Emilio bebía la sangre de los histriones, se identificaba con ellos, y creía escuchar sus voces nómadas tras la cancela de su prisión. El libro se lo había regalado su tío con una perorata de palabras, que casi no podía pronunciar, porque el egoísmo roía esa piel sin huellas interiores de algún vago sentimiento.
En el litoral sobre el Río de la Plata y el Océano Atlántico, se veían las costas recortadas y ciertas zonas de médanos y dunas.
Unos trescientos pavos reales, algunos azules y otros blancos, vivían en una granja de Sierra de los Padres, donde se movían entre gallinetas de Guinea, perdices griegas, patos mandarines y ciervos.

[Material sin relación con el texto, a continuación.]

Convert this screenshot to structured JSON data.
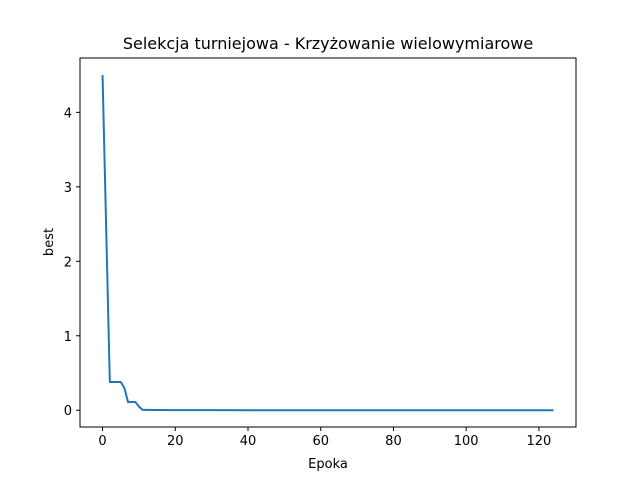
{
  "chart_data": {
    "type": "line",
    "title": "Selekcja turniejowa - Krzyżowanie wielowymiarowe",
    "xlabel": "Epoka",
    "ylabel": "best",
    "xlim": [
      -6.2,
      130.2
    ],
    "ylim": [
      -0.225,
      4.73
    ],
    "xticks": [
      0,
      20,
      40,
      60,
      80,
      100,
      120
    ],
    "yticks": [
      0,
      1,
      2,
      3,
      4
    ],
    "grid": false,
    "line_color": "#1f77b4",
    "series": [
      {
        "x": [
          0,
          2,
          3,
          4,
          5,
          6,
          7,
          8,
          9,
          10,
          11,
          12,
          15,
          20,
          30,
          60,
          90,
          124
        ],
        "y": [
          4.5,
          0.38,
          0.38,
          0.38,
          0.38,
          0.3,
          0.11,
          0.11,
          0.11,
          0.05,
          0.005,
          0.005,
          0.003,
          0.002,
          0.001,
          0.0,
          0.0,
          0.0
        ]
      }
    ]
  }
}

A diecinueve kilómetros del establecimiento, en Mar del Plata, la casona de Emilio, con patio de superficie angulosa, se encontraba situada en una esquina frente al Ente Municipal de Turismo. Era una pensión para estudiantes y llevaba un nombre en letras doradas sobre el marco de la puerta: Alfonsina-1938.

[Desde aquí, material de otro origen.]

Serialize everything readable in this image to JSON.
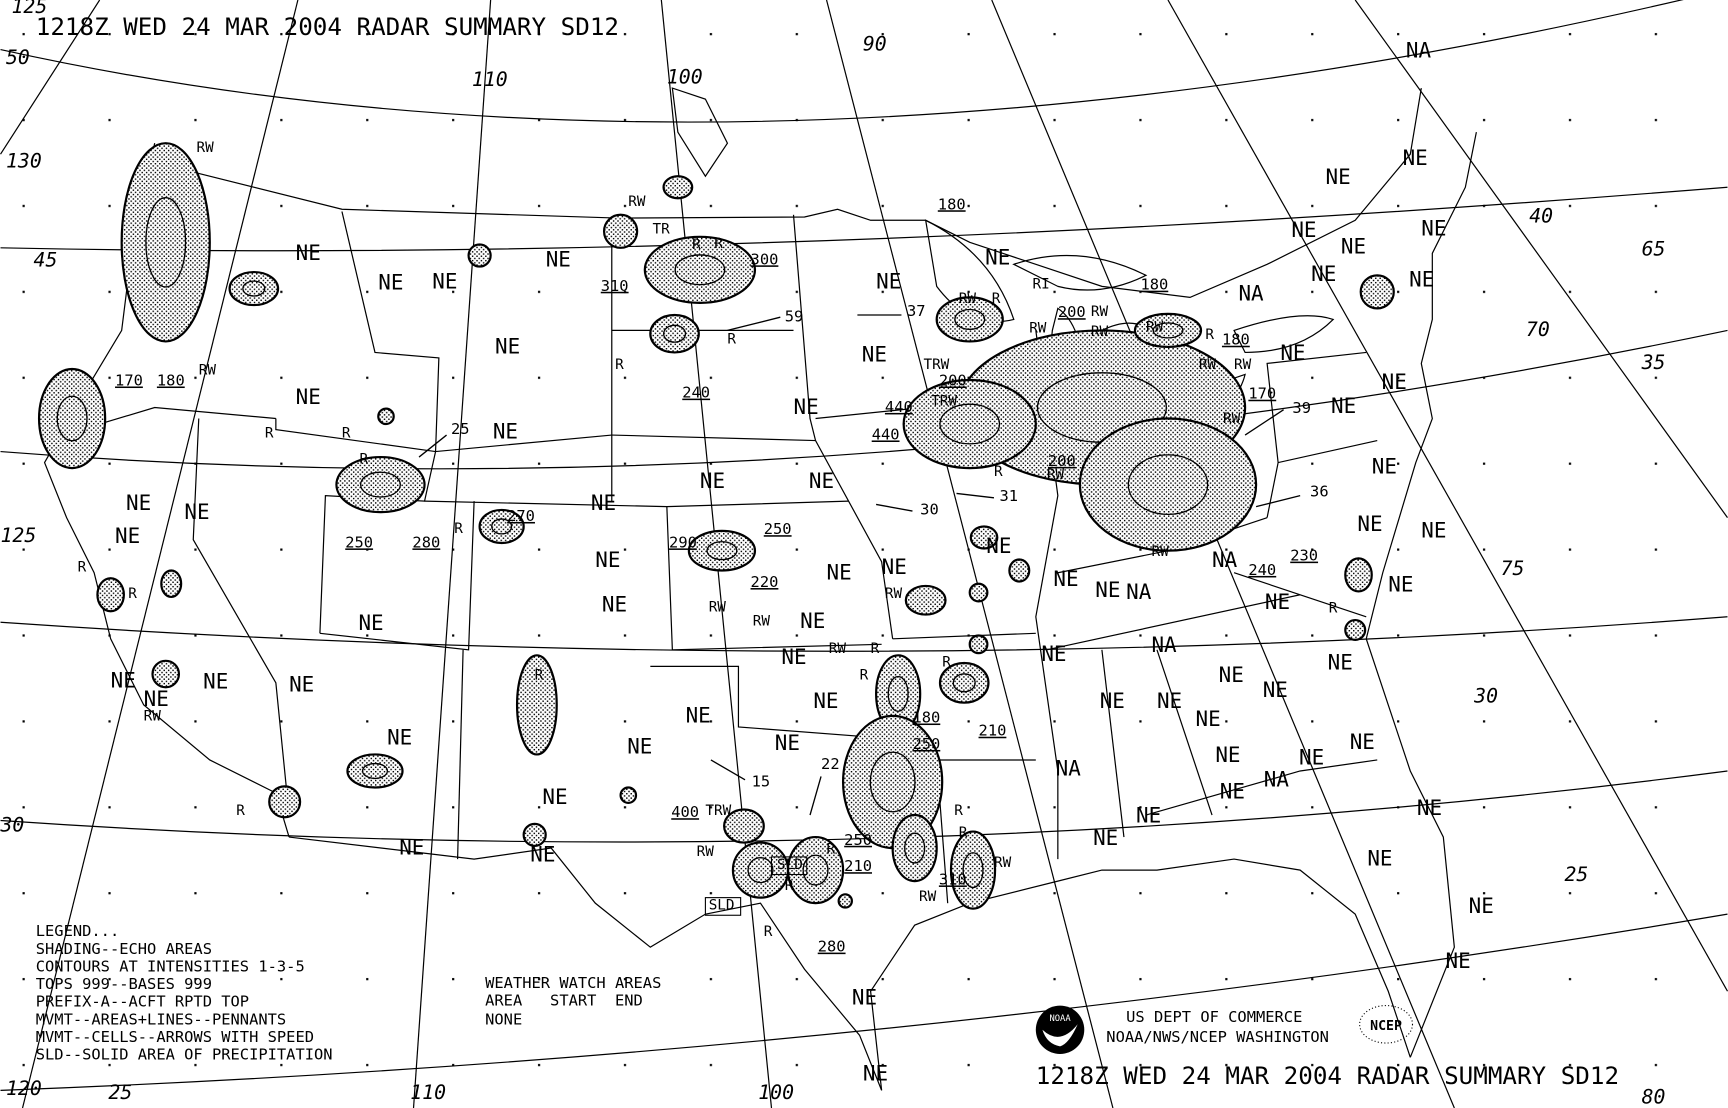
{
  "title_top": "1218Z WED 24 MAR 2004 RADAR SUMMARY SD12",
  "title_bottom": "1218Z WED 24 MAR 2004 RADAR SUMMARY SD12",
  "legend": {
    "heading": "LEGEND...",
    "lines": [
      "SHADING--ECHO AREAS",
      "CONTOURS AT INTENSITIES 1-3-5",
      "TOPS 999--BASES 999",
      "PREFIX-A--ACFT RPTD TOP",
      "MVMT--AREAS+LINES--PENNANTS",
      "MVMT--CELLS--ARROWS WITH SPEED",
      "SLD--SOLID AREA OF PRECIPITATION"
    ]
  },
  "watch": {
    "heading": "WEATHER WATCH AREAS",
    "columns": "AREA   START  END",
    "value": "NONE"
  },
  "credits": {
    "line1": "US DEPT OF COMMERCE",
    "line2": "NOAA/NWS/NCEP WASHINGTON",
    "noaa_logo": "NOAA",
    "ncep_logo": "NCEP"
  },
  "grid_labels": [
    "50",
    "130",
    "45",
    "125",
    "30",
    "120",
    "25",
    "110",
    "100",
    "90",
    "110",
    "100",
    "40",
    "65",
    "70",
    "35",
    "75",
    "30",
    "25",
    "80",
    "125"
  ],
  "station_labels": [
    "NE",
    "NE",
    "NE",
    "NE",
    "NE",
    "NE",
    "NE",
    "NE",
    "NE",
    "NE",
    "NE",
    "NE",
    "NE",
    "NE",
    "NE",
    "NE",
    "NE",
    "NE",
    "NE",
    "NE",
    "NE",
    "NE",
    "NE",
    "NE",
    "NE",
    "NE",
    "NE",
    "NE",
    "NE",
    "NE",
    "NE",
    "NE",
    "NE",
    "NE",
    "NE",
    "NE",
    "NE",
    "NE",
    "NE",
    "NE",
    "NE",
    "NE",
    "NE",
    "NE",
    "NE",
    "NE",
    "NE",
    "NE",
    "NE",
    "NE",
    "NE",
    "NE",
    "NE",
    "NE",
    "NE",
    "NE",
    "NE",
    "NE",
    "NE",
    "NE",
    "NE",
    "NE",
    "NE",
    "NE",
    "NE",
    "NE",
    "NE",
    "NE",
    "NE",
    "NE",
    "NE",
    "NE",
    "NE",
    "NA",
    "NA",
    "NA",
    "NA",
    "NA",
    "NA",
    "NA"
  ],
  "echo_tops": [
    "180",
    "300",
    "240",
    "170",
    "180",
    "200",
    "180",
    "180",
    "170",
    "440",
    "440",
    "200",
    "200",
    "270",
    "250",
    "280",
    "250",
    "290",
    "220",
    "180",
    "250",
    "210",
    "250",
    "210",
    "310",
    "280",
    "230",
    "240",
    "400",
    "310"
  ],
  "cell_speeds": [
    "59",
    "37",
    "25",
    "30",
    "31",
    "15",
    "22",
    "39",
    "36"
  ],
  "precip_types": [
    "RW",
    "R",
    "TR",
    "R",
    "R",
    "R",
    "R",
    "R",
    "R",
    "RW",
    "RW",
    "RW",
    "R",
    "RI",
    "RW",
    "RW",
    "RW",
    "RW",
    "RW",
    "TRW",
    "TRW",
    "RW",
    "R",
    "RW",
    "RW",
    "R",
    "RW",
    "RW",
    "RW",
    "RW",
    "R",
    "R",
    "RW",
    "RW",
    "R",
    "R",
    "R",
    "R",
    "TRW",
    "RW",
    "R",
    "R",
    "R",
    "R",
    "R",
    "R",
    "RW",
    "RW",
    "R",
    "R"
  ],
  "sld_labels": [
    "SLD",
    "SLD"
  ]
}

Emilio igual que la poeta se sentía excluido; ser diferente era un pecado que debía pagar con lágrimas y más sangre, como lo fue también en otra época ser madre soltera. Alfonsina, al saber que se encontraba enferma, involuntariamente se convirtió en un mito cuando se suicidó dejando que las olas se la llevaran en su viaje al paraíso de las madréporas.
Hacía mucho frío. La lluvia parecía nieve derretida y el lugar estaba cubierto de agua hasta el borde de los maceteros. A lo lejos, se escuchaba la sirena de El Serrano, un tren de pasajeros que circulaba por las vía férreas con la lentitud de una mula de carga aproximadamente a las siete y media.
La familia ensayaba el primer acto de la tragedia e intentaba resolver juicios inacabados contra el orden natural. Eran demasiado hipócritas pero necesitaban de las apariencias.
La casa, grande y antigua, tenía un pórtico donde descansaba un gato pelirrojo que odiaba los ratones y los pájaros, sólo cazaba grillos, posaba para las fotografías y cerraba los ojos en todo momento. Las paredes estaban adornadas con farolitos de puerto que iluminaban la sala donde un estuche de violín se destacaba sobre la blancura de una carpeta tejida al crochet por la abuela Guillermina; los muebles eran clásicos y había láminas de copias recortadas de Salvador Dalí, cuyas imágenes oníricas demostraban el método que él llamó paranoico-crítico. El pintor se creó una máscara para enfrentar la vida; fue un débil que se construyó artificialmente una personalidad de hombre enérgico y extravagante.